L’economia britannica si è contratta dello 0,5% su base mensile nel luglio 2023, calcolando la contrazione sulla base del PIL. il calo più grande registrato finora quest’anno e invertendo la crescita dello 0,5% di giugno, anche se le contrattazioni sindacali hanno avuto un peso indubbio in questo andamento.

I dati sono peggiori delle previsioni del mercato che prevedevano un calo dello 0,2%. Il settore dei servizi è diminuito dello 0,5% (rispetto allo 0,2% di giugno) ed è stato il principale contributore alla contrazione, guidato da un calo del 3,4% nel settore delle attività sanitarie umane dopo che gli scioperi nel servizio sanitario nazionale hanno portato alla cancellazione di appuntamenti e procedure.

Il successivo maggior contributo è stato un calo del 3,4% nella programmazione informatica, nella consulenza e nelle attività correlate. Allo stesso tempo, la produzione nei servizi rivolti ai consumatori non ha mostrato alcuna crescita (rispetto allo 0,5%), con il maggiore contributo negativo proveniente dal commercio al dettaglio (-1,2%).

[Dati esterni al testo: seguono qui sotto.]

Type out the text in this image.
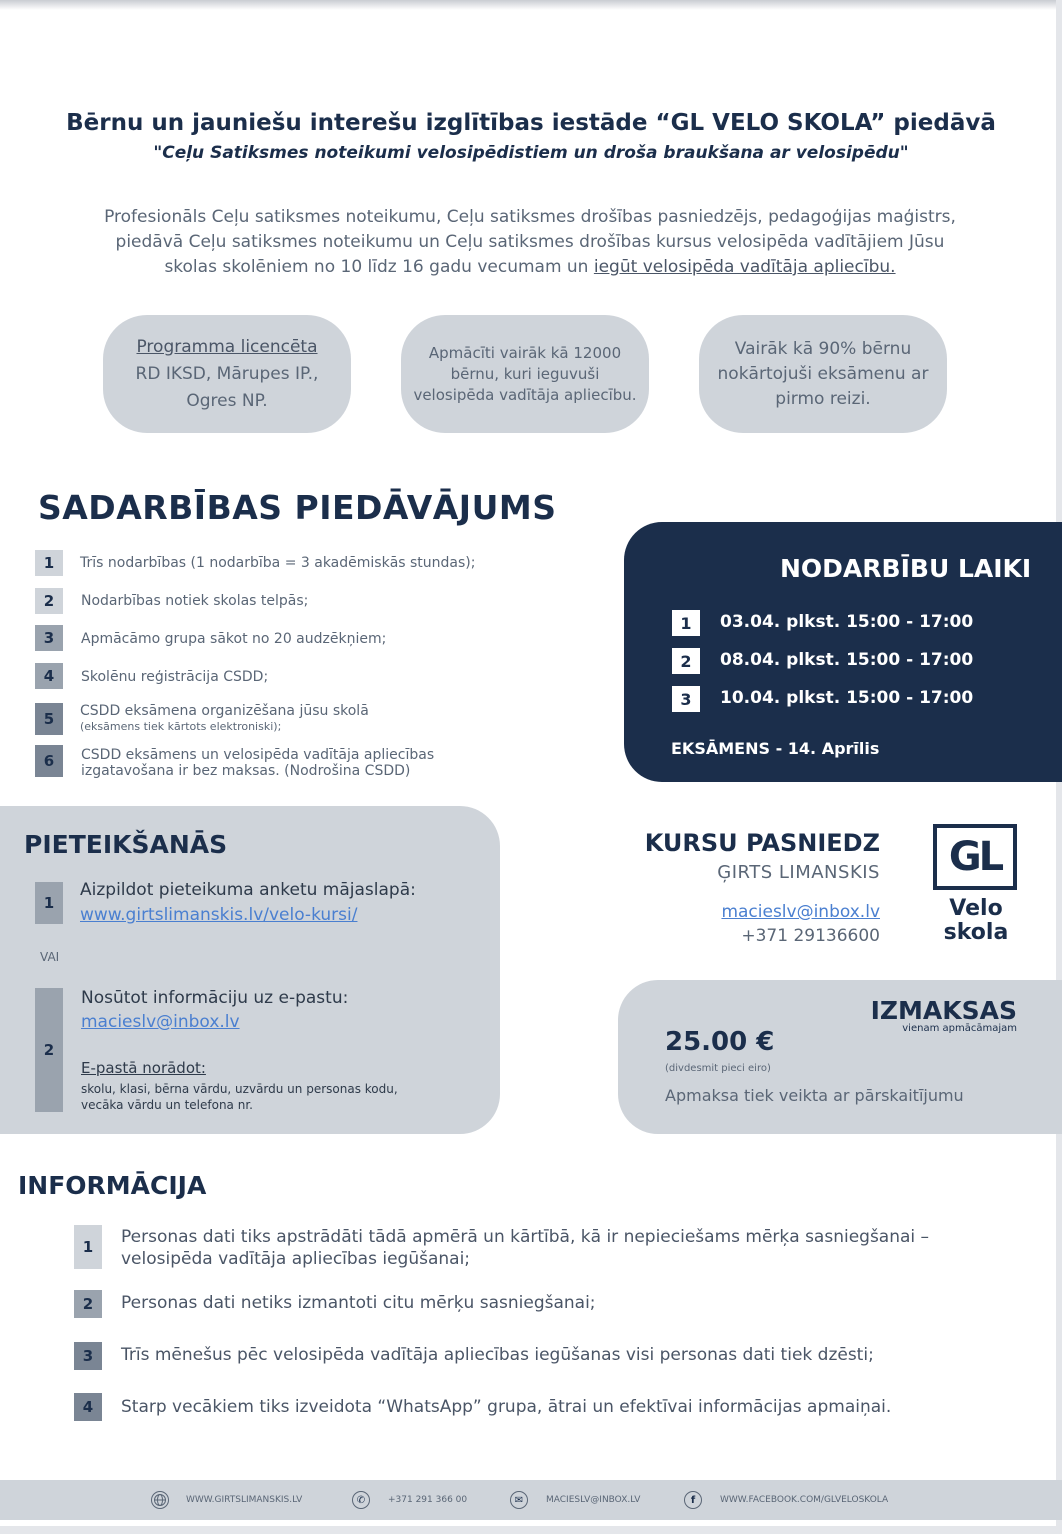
Bērnu un jauniešu interešu izglītības iestāde “GL VELO SKOLA” piedāvā
"Ceļu Satiksmes noteikumi velosipēdistiem un droša braukšana ar velosipēdu"
Profesionāls Ceļu satiksmes noteikumu, Ceļu satiksmes drošības pasniedzējs, pedagoģijas maģistrs,
piedāvā Ceļu satiksmes noteikumu un Ceļu satiksmes drošības kursus velosipēda vadītājiem Jūsu
skolas skolēniem no 10 līdz 16 gadu vecumam un iegūt velosipēda vadītāja apliecību.
Programma licencēta
RD IKSD, Mārupes IP.,
Ogres NP.
Apmācīti vairāk kā 12000 bērnu, kuri ieguvuši velosipēda vadītāja apliecību.
Vairāk kā 90% bērnu nokārtojuši eksāmenu ar pirmo reizi.
SADARBĪBAS PIEDĀVĀJUMS
1	Trīs nodarbības (1 nodarbība = 3 akadēmiskās stundas);
2	Nodarbības notiek skolas telpās;
3	Apmācāmo grupa sākot no 20 audzēkņiem;
4	Skolēnu reģistrācija CSDD;
5	CSDD eksāmena organizēšana jūsu skolā
(eksāmens tiek kārtots elektroniski);
6	CSDD eksāmens un velosipēda vadītāja apliecības
izgatavošana ir bez maksas. (Nodrošina CSDD)
NODARBĪBU LAIKI
1	03.04. plkst. 15:00 - 17:00
2	08.04. plkst. 15:00 - 17:00
3	10.04. plkst. 15:00 - 17:00
EKSĀMENS - 14. Aprīlis
PIETEIKŠANĀS
1
Aizpildot pieteikuma anketu mājaslapā:
www.girtslimanskis.lv/velo-kursi/
VAI
2
Nosūtot informāciju uz e-pastu:
macieslv@inbox.lv
E-pastā norādot:
skolu, klasi, bērna vārdu, uzvārdu un personas kodu,
vecāka vārdu un telefona nr.
KURSU PASNIEDZ
ĢIRTS LIMANSKIS
macieslv@inbox.lv
+371 29136600
GL
Velo
skola
IZMAKSAS
vienam apmācāmajam
25.00 €
(divdesmit pieci eiro)
Apmaksa tiek veikta ar pārskaitījumu
INFORMĀCIJA
1	Personas dati tiks apstrādāti tādā apmērā un kārtībā, kā ir nepieciešams mērķa sasniegšanai –
velosipēda vadītāja apliecības iegūšanai;
2	Personas dati netiks izmantoti citu mērķu sasniegšanai;
3	Trīs mēnešus pēc velosipēda vadītāja apliecības iegūšanas visi personas dati tiek dzēsti;
4	Starp vecākiem tiks izveidota “WhatsApp” grupa, ātrai un efektīvai informācijas apmaiņai.
WWW.GIRTSLIMANSKIS.LV	✆	+371 291 366 00	✉	MACIESLV@INBOX.LV	f	WWW.FACEBOOK.COM/GLVELOSKOLA
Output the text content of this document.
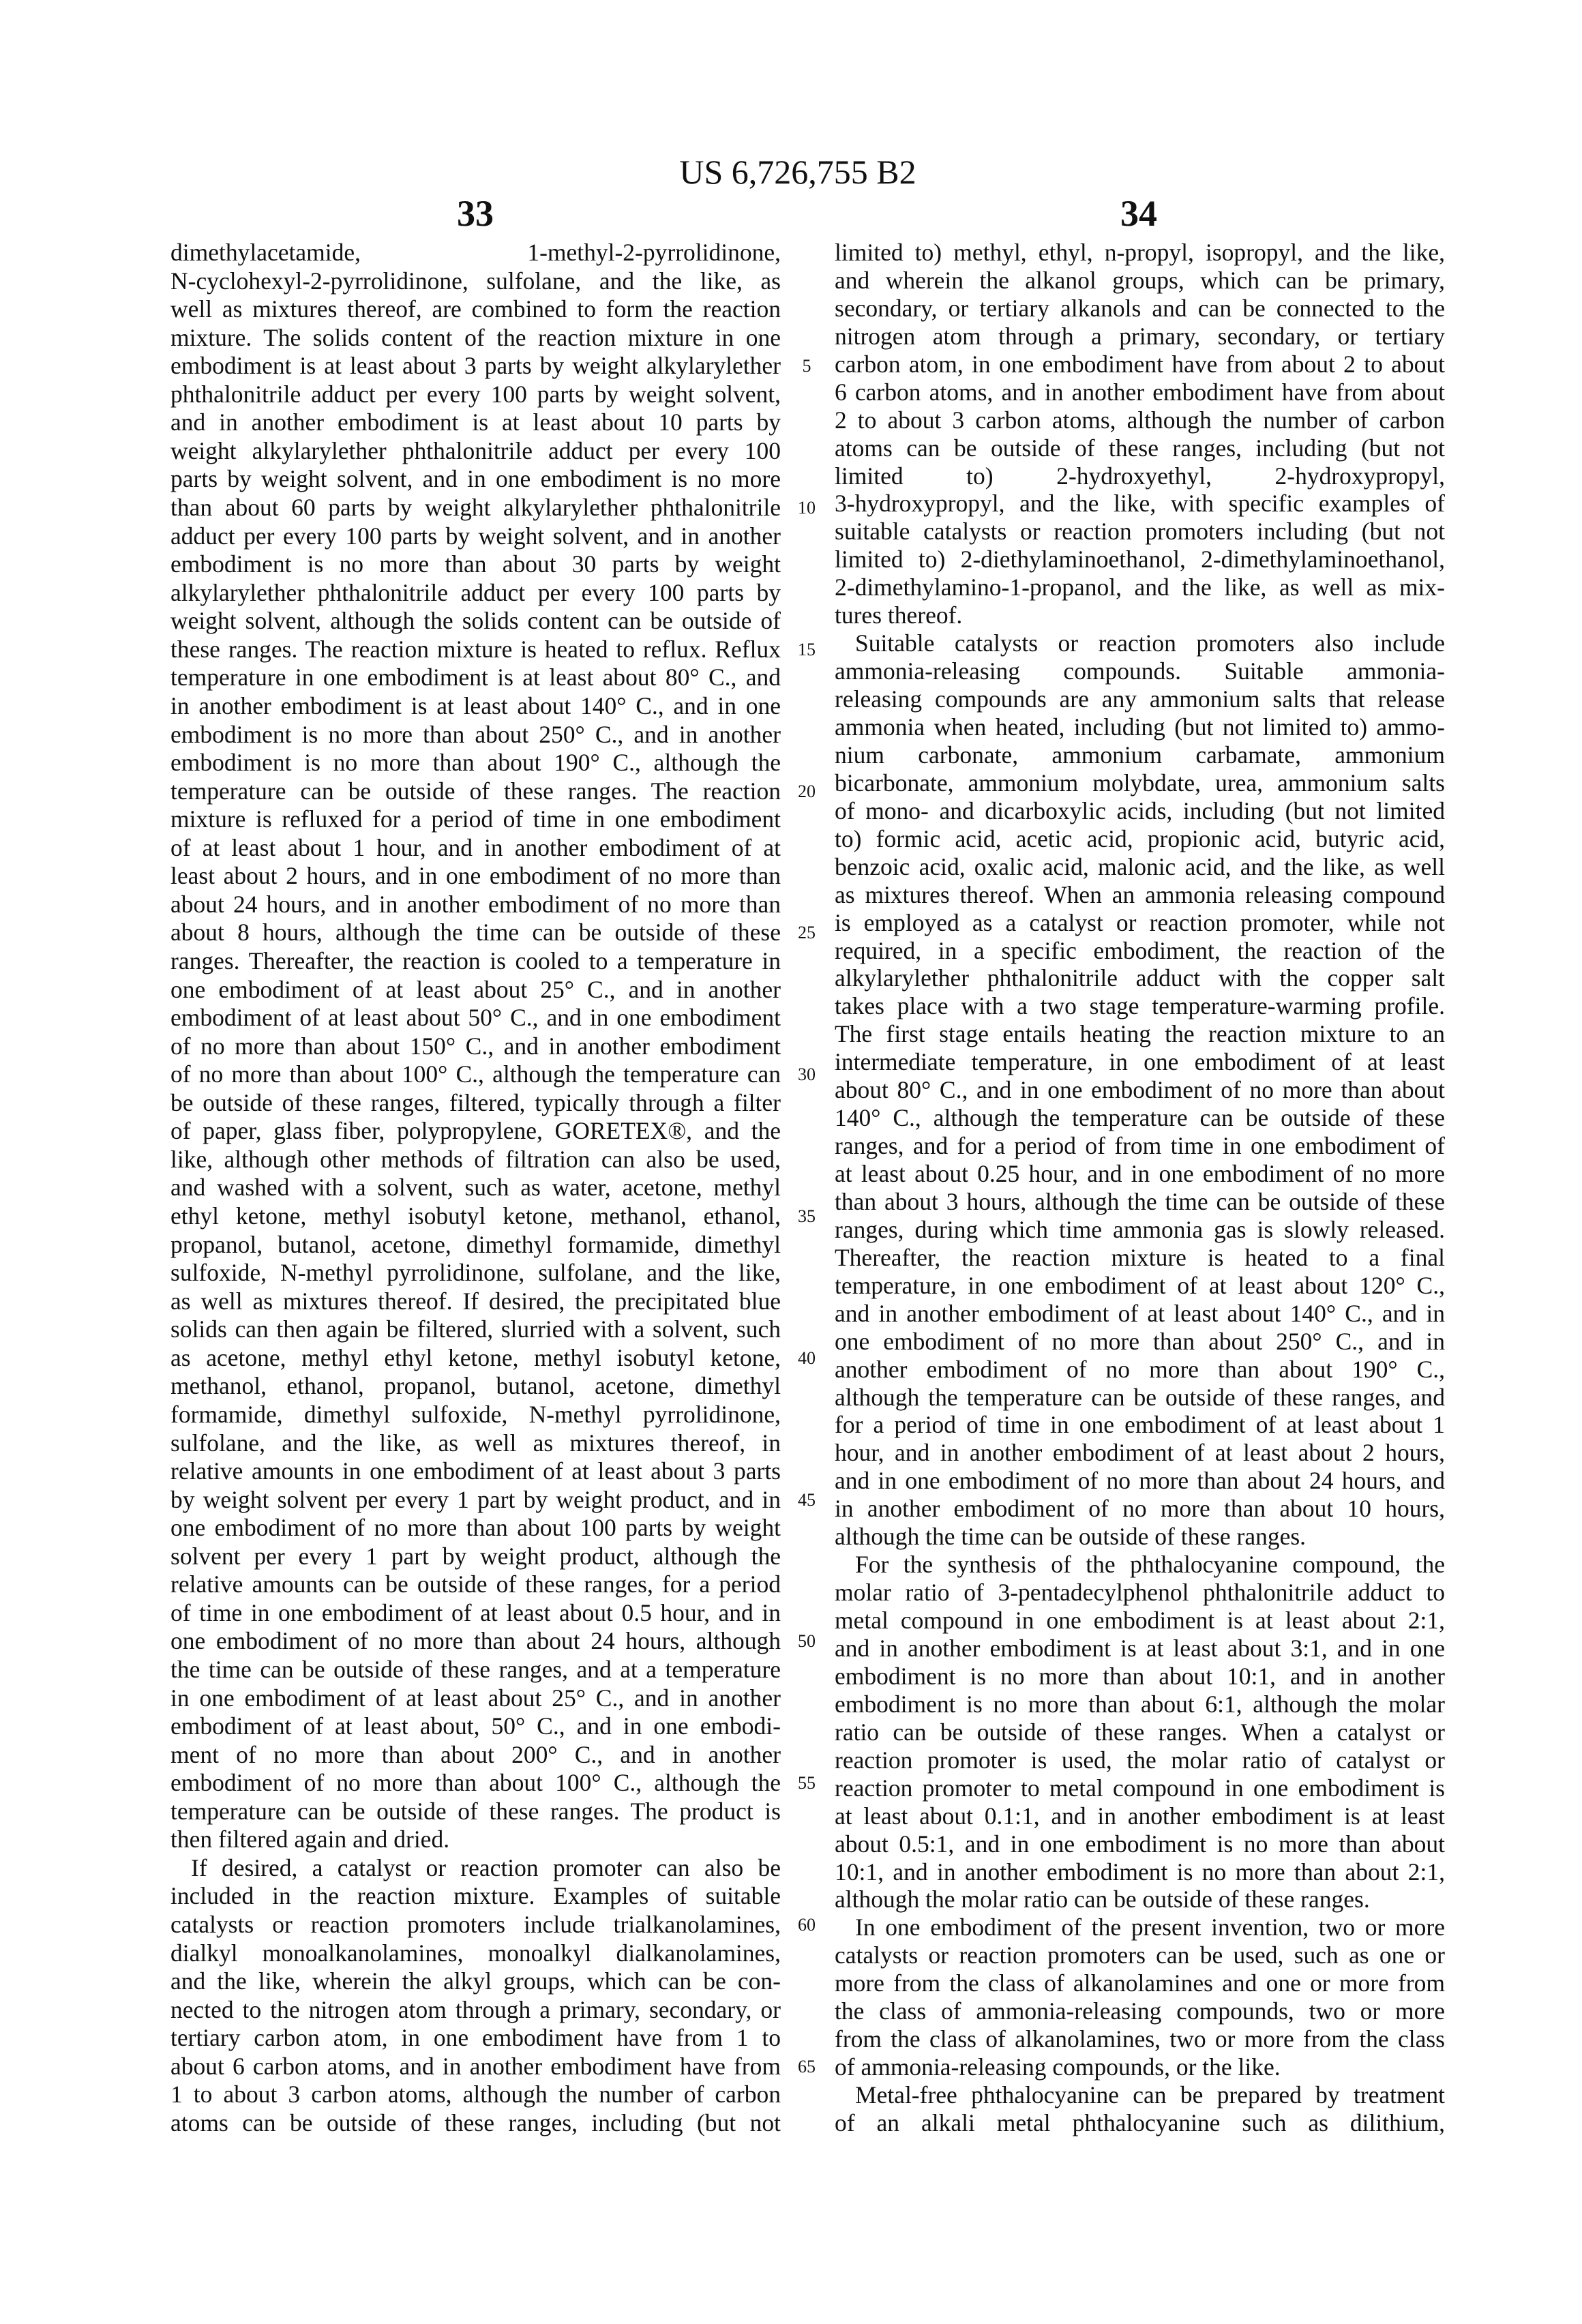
US 6,726,755 B2
33	34
dimethylacetamide, 1-methyl-2-pyrrolidinone,
N-cyclohexyl-2-pyrrolidinone, sulfolane, and the like, as
well as mixtures thereof, are combined to form the reaction
mixture. The solids content of the reaction mixture in one
embodiment is at least about 3 parts by weight alkylarylether
phthalonitrile adduct per every 100 parts by weight solvent,
and in another embodiment is at least about 10 parts by
weight alkylarylether phthalonitrile adduct per every 100
parts by weight solvent, and in one embodiment is no more
than about 60 parts by weight alkylarylether phthalonitrile
adduct per every 100 parts by weight solvent, and in another
embodiment is no more than about 30 parts by weight
alkylarylether phthalonitrile adduct per every 100 parts by
weight solvent, although the solids content can be outside of
these ranges. The reaction mixture is heated to reflux. Reflux
temperature in one embodiment is at least about 80° C., and
in another embodiment is at least about 140° C., and in one
embodiment is no more than about 250° C., and in another
embodiment is no more than about 190° C., although the
temperature can be outside of these ranges. The reaction
mixture is refluxed for a period of time in one embodiment
of at least about 1 hour, and in another embodiment of at
least about 2 hours, and in one embodiment of no more than
about 24 hours, and in another embodiment of no more than
about 8 hours, although the time can be outside of these
ranges. Thereafter, the reaction is cooled to a temperature in
one embodiment of at least about 25° C., and in another
embodiment of at least about 50° C., and in one embodiment
of no more than about 150° C., and in another embodiment
of no more than about 100° C., although the temperature can
be outside of these ranges, filtered, typically through a filter
of paper, glass fiber, polypropylene, GORETEX®, and the
like, although other methods of filtration can also be used,
and washed with a solvent, such as water, acetone, methyl
ethyl ketone, methyl isobutyl ketone, methanol, ethanol,
propanol, butanol, acetone, dimethyl formamide, dimethyl
sulfoxide, N-methyl pyrrolidinone, sulfolane, and the like,
as well as mixtures thereof. If desired, the precipitated blue
solids can then again be filtered, slurried with a solvent, such
as acetone, methyl ethyl ketone, methyl isobutyl ketone,
methanol, ethanol, propanol, butanol, acetone, dimethyl
formamide, dimethyl sulfoxide, N-methyl pyrrolidinone,
sulfolane, and the like, as well as mixtures thereof, in
relative amounts in one embodiment of at least about 3 parts
by weight solvent per every 1 part by weight product, and in
one embodiment of no more than about 100 parts by weight
solvent per every 1 part by weight product, although the
relative amounts can be outside of these ranges, for a period
of time in one embodiment of at least about 0.5 hour, and in
one embodiment of no more than about 24 hours, although
the time can be outside of these ranges, and at a temperature
in one embodiment of at least about 25° C., and in another
embodiment of at least about, 50° C., and in one embodi-
ment of no more than about 200° C., and in another
embodiment of no more than about 100° C., although the
temperature can be outside of these ranges. The product is
then filtered again and dried.
If desired, a catalyst or reaction promoter can also be
included in the reaction mixture. Examples of suitable
catalysts or reaction promoters include trialkanolamines,
dialkyl monoalkanolamines, monoalkyl dialkanolamines,
and the like, wherein the alkyl groups, which can be con-
nected to the nitrogen atom through a primary, secondary, or
tertiary carbon atom, in one embodiment have from 1 to
about 6 carbon atoms, and in another embodiment have from
1 to about 3 carbon atoms, although the number of carbon
atoms can be outside of these ranges, including (but not
5
10
15
20
25
30
35
40
45
50
55
60
65
limited to) methyl, ethyl, n-propyl, isopropyl, and the like,
and wherein the alkanol groups, which can be primary,
secondary, or tertiary alkanols and can be connected to the
nitrogen atom through a primary, secondary, or tertiary
carbon atom, in one embodiment have from about 2 to about
6 carbon atoms, and in another embodiment have from about
2 to about 3 carbon atoms, although the number of carbon
atoms can be outside of these ranges, including (but not
limited to) 2-hydroxyethyl, 2-hydroxypropyl,
3-hydroxypropyl, and the like, with specific examples of
suitable catalysts or reaction promoters including (but not
limited to) 2-diethylaminoethanol, 2-dimethylaminoethanol,
2-dimethylamino-1-propanol, and the like, as well as mix-
tures thereof.
Suitable catalysts or reaction promoters also include
ammonia-releasing compounds. Suitable ammonia-
releasing compounds are any ammonium salts that release
ammonia when heated, including (but not limited to) ammo-
nium carbonate, ammonium carbamate, ammonium
bicarbonate, ammonium molybdate, urea, ammonium salts
of mono- and dicarboxylic acids, including (but not limited
to) formic acid, acetic acid, propionic acid, butyric acid,
benzoic acid, oxalic acid, malonic acid, and the like, as well
as mixtures thereof. When an ammonia releasing compound
is employed as a catalyst or reaction promoter, while not
required, in a specific embodiment, the reaction of the
alkylarylether phthalonitrile adduct with the copper salt
takes place with a two stage temperature-warming profile.
The first stage entails heating the reaction mixture to an
intermediate temperature, in one embodiment of at least
about 80° C., and in one embodiment of no more than about
140° C., although the temperature can be outside of these
ranges, and for a period of from time in one embodiment of
at least about 0.25 hour, and in one embodiment of no more
than about 3 hours, although the time can be outside of these
ranges, during which time ammonia gas is slowly released.
Thereafter, the reaction mixture is heated to a final
temperature, in one embodiment of at least about 120° C.,
and in another embodiment of at least about 140° C., and in
one embodiment of no more than about 250° C., and in
another embodiment of no more than about 190° C.,
although the temperature can be outside of these ranges, and
for a period of time in one embodiment of at least about 1
hour, and in another embodiment of at least about 2 hours,
and in one embodiment of no more than about 24 hours, and
in another embodiment of no more than about 10 hours,
although the time can be outside of these ranges.
For the synthesis of the phthalocyanine compound, the
molar ratio of 3-pentadecylphenol phthalonitrile adduct to
metal compound in one embodiment is at least about 2:1,
and in another embodiment is at least about 3:1, and in one
embodiment is no more than about 10:1, and in another
embodiment is no more than about 6:1, although the molar
ratio can be outside of these ranges. When a catalyst or
reaction promoter is used, the molar ratio of catalyst or
reaction promoter to metal compound in one embodiment is
at least about 0.1:1, and in another embodiment is at least
about 0.5:1, and in one embodiment is no more than about
10:1, and in another embodiment is no more than about 2:1,
although the molar ratio can be outside of these ranges.
In one embodiment of the present invention, two or more
catalysts or reaction promoters can be used, such as one or
more from the class of alkanolamines and one or more from
the class of ammonia-releasing compounds, two or more
from the class of alkanolamines, two or more from the class
of ammonia-releasing compounds, or the like.
Metal-free phthalocyanine can be prepared by treatment
of an alkali metal phthalocyanine such as dilithium,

Nel frattempo, la produzione è scesa dello 0,7% (rispetto all’1,8% di crescita il mese precedente), con una contrazione dello 0,8%, guidata dalla produzione di prodotti in gomma e plastica (-5,5%). Il settore delle costruzioni è diminuito dello 0,5% (rispetto all’1,6%). Considerando i tre mesi terminanti a luglio il Pil è aumentato dello 0,2%.

Ecco il grafico relativo:

Se gli scioperi sono una conseguenza dei rinnovi contrattuali necessari dopo la forte spinta inflazionistica precedente, nello stesso tempo la contrazione delle produzioni di gomma e plastica dovrebbero essere analizzate più in profondità e per un periodo di tempo più prolungato per valutare se si tratta di un episodio o di un trend di deindustrializzazione prolugnato anche causato dagli obiettivi net zero. Questi portano a costi energetici più elevati e puniscono le produzioni di derivati dal petrolio.